Mr O'Toole is the farm manager of the 8500-hectare Boolavilla, near Croppa Creek, for Warakirri Cropping, and he is relieved to be able to prepare for a harvest when he knows so many others won't be.
"I don't know what I have done right, but we've got some pretty handy crops considering the lack of rainfall," he said.
"I can't get over what my crops are doing at the moment, and if we are able to get a bit of rain soon, we will have a really cracking crop.
"We have had minimal rainfall during the growing season.
"Only 60 millimetres, with just three falls of any significance, and otherwise we had showers, but it has been enough to get our crops to this stage."
On Boolavilla, the 8500ha are given over to winter cereal crops, of Radar, Lancer and Sunmaster wheat, 44Y94 canola and barley, in rotation, with opportunity crops of sorghum and mungbeans through the summer.

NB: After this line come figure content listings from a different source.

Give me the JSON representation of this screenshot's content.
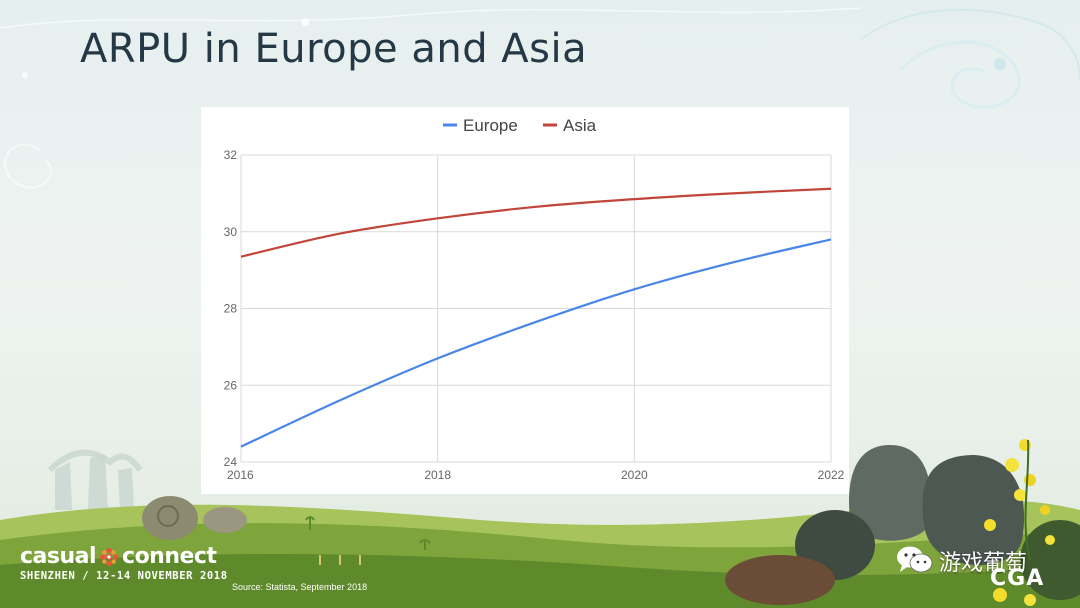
{
  "slide": {
    "title": "ARPU in Europe and Asia",
    "source": "Source: Statista, September 2018"
  },
  "logo": {
    "brand_left": "casual",
    "brand_right": "connect",
    "subtitle": "SHENZHEN / 12-14 NOVEMBER 2018"
  },
  "watermark": {
    "text": "游戏葡萄",
    "cga": "CGA",
    "icon": "wechat-icon"
  },
  "colors": {
    "europe": "#4a86e8",
    "asia": "#c0453a",
    "grid": "#d9d9d9",
    "axis_text": "#666666",
    "title": "#243846"
  },
  "chart_data": {
    "type": "line",
    "title": "",
    "xlabel": "",
    "ylabel": "",
    "x": [
      2016,
      2017,
      2018,
      2019,
      2020,
      2021,
      2022
    ],
    "xticks": [
      "2016",
      "2018",
      "2020",
      "2022"
    ],
    "yticks": [
      "24",
      "26",
      "28",
      "30",
      "32"
    ],
    "xlim": [
      2016,
      2022
    ],
    "ylim": [
      24,
      32
    ],
    "grid": true,
    "legend_position": "top-center",
    "series": [
      {
        "name": "Europe",
        "color": "#4a86e8",
        "values": [
          24.4,
          25.6,
          26.7,
          27.65,
          28.5,
          29.2,
          29.8
        ]
      },
      {
        "name": "Asia",
        "color": "#c0453a",
        "values": [
          29.35,
          29.95,
          30.35,
          30.65,
          30.85,
          31.0,
          31.12
        ]
      }
    ]
  }
}
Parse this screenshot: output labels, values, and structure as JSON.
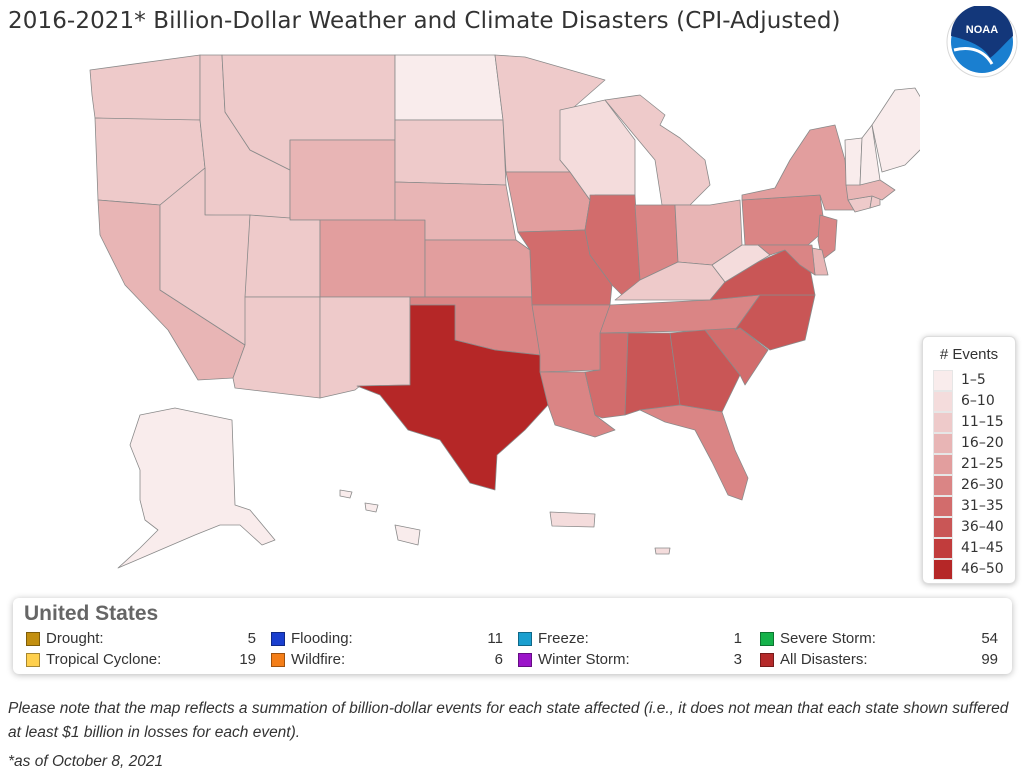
{
  "title": "2016-2021* Billion-Dollar Weather and Climate Disasters (CPI-Adjusted)",
  "logo": {
    "text": "NOAA",
    "icon": "noaa-logo-icon",
    "colors": {
      "blue": "#1a7fd0",
      "navy": "#13377a"
    }
  },
  "legend": {
    "title": "# Events",
    "bins": [
      {
        "label": "1–5",
        "color": "#f9ecec"
      },
      {
        "label": "6–10",
        "color": "#f4dcdc"
      },
      {
        "label": "11–15",
        "color": "#eecaca"
      },
      {
        "label": "16–20",
        "color": "#e8b5b5"
      },
      {
        "label": "21–25",
        "color": "#e29e9e"
      },
      {
        "label": "26–30",
        "color": "#da8585"
      },
      {
        "label": "31–35",
        "color": "#d26c6c"
      },
      {
        "label": "36–40",
        "color": "#c95656"
      },
      {
        "label": "41–45",
        "color": "#c13c3c"
      },
      {
        "label": "46–50",
        "color": "#b52727"
      }
    ]
  },
  "summary": {
    "region": "United States",
    "rows": [
      [
        {
          "name": "Drought:",
          "count": "5",
          "color": "#c28f10"
        },
        {
          "name": "Flooding:",
          "count": "11",
          "color": "#1a3fcf"
        },
        {
          "name": "Freeze:",
          "count": "1",
          "color": "#1a9fcf"
        },
        {
          "name": "Severe Storm:",
          "count": "54",
          "color": "#15b24a"
        }
      ],
      [
        {
          "name": "Tropical Cyclone:",
          "count": "19",
          "color": "#ffd04d"
        },
        {
          "name": "Wildfire:",
          "count": "6",
          "color": "#f47e18"
        },
        {
          "name": "Winter Storm:",
          "count": "3",
          "color": "#9b15c9"
        },
        {
          "name": "All Disasters:",
          "count": "99",
          "color": "#b52a2a"
        }
      ]
    ]
  },
  "note": "Please note that the map reflects a summation of billion-dollar events for each state affected (i.e., it does not mean that each state shown suffered at least $1 billion in losses for each event).",
  "as_of": "*as of October 8, 2021",
  "map": {
    "states": [
      {
        "id": "WA",
        "bin": 2
      },
      {
        "id": "OR",
        "bin": 2
      },
      {
        "id": "CA",
        "bin": 3
      },
      {
        "id": "ID",
        "bin": 2
      },
      {
        "id": "NV",
        "bin": 2
      },
      {
        "id": "MT",
        "bin": 2
      },
      {
        "id": "WY",
        "bin": 3
      },
      {
        "id": "UT",
        "bin": 2
      },
      {
        "id": "AZ",
        "bin": 2
      },
      {
        "id": "CO",
        "bin": 4
      },
      {
        "id": "NM",
        "bin": 2
      },
      {
        "id": "ND",
        "bin": 0
      },
      {
        "id": "SD",
        "bin": 2
      },
      {
        "id": "NE",
        "bin": 3
      },
      {
        "id": "KS",
        "bin": 4
      },
      {
        "id": "OK",
        "bin": 5
      },
      {
        "id": "TX",
        "bin": 9
      },
      {
        "id": "MN",
        "bin": 2
      },
      {
        "id": "IA",
        "bin": 4
      },
      {
        "id": "MO",
        "bin": 6
      },
      {
        "id": "AR",
        "bin": 5
      },
      {
        "id": "LA",
        "bin": 5
      },
      {
        "id": "WI",
        "bin": 1
      },
      {
        "id": "IL",
        "bin": 6
      },
      {
        "id": "MI",
        "bin": 2
      },
      {
        "id": "IN",
        "bin": 5
      },
      {
        "id": "OH",
        "bin": 3
      },
      {
        "id": "KY",
        "bin": 2
      },
      {
        "id": "TN",
        "bin": 5
      },
      {
        "id": "MS",
        "bin": 6
      },
      {
        "id": "AL",
        "bin": 7
      },
      {
        "id": "GA",
        "bin": 7
      },
      {
        "id": "FL",
        "bin": 5
      },
      {
        "id": "SC",
        "bin": 6
      },
      {
        "id": "NC",
        "bin": 7
      },
      {
        "id": "VA",
        "bin": 7
      },
      {
        "id": "WV",
        "bin": 1
      },
      {
        "id": "PA",
        "bin": 5
      },
      {
        "id": "NY",
        "bin": 4
      },
      {
        "id": "NJ",
        "bin": 5
      },
      {
        "id": "DE",
        "bin": 3
      },
      {
        "id": "MD",
        "bin": 5
      },
      {
        "id": "CT",
        "bin": 2
      },
      {
        "id": "RI",
        "bin": 2
      },
      {
        "id": "MA",
        "bin": 3
      },
      {
        "id": "VT",
        "bin": 0
      },
      {
        "id": "NH",
        "bin": 0
      },
      {
        "id": "ME",
        "bin": 0
      },
      {
        "id": "AK",
        "bin": 0
      },
      {
        "id": "HI",
        "bin": 0
      },
      {
        "id": "PR",
        "bin": 1
      }
    ]
  }
}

The crop of Sunmaster wheat was grown on the paddock which had been in canola, and Mr O'Toole said, the basis of his successful wheat crop was due to the amount of soil moisture stored.
"We had more soil moisture at the end of last year's canola crop than what we started with," he said.
"Although we harvested 4.3 tonne of canola, there was still a fair bit of soil moisture left behind.
"We have been set up for a good yield."
Mr O'Toole said he hasn't done anything different during this season's preparation for his cropping program, with attention to keeping the fallow paddocks clean of weeds, although maintaining the stubble as ground cover to reduce evaporation.
"It has been a good learning curve, but every year is different," he said.
He also attributes his success to the advice and support given by his agronomist Leigh Norton, Delta, Moree.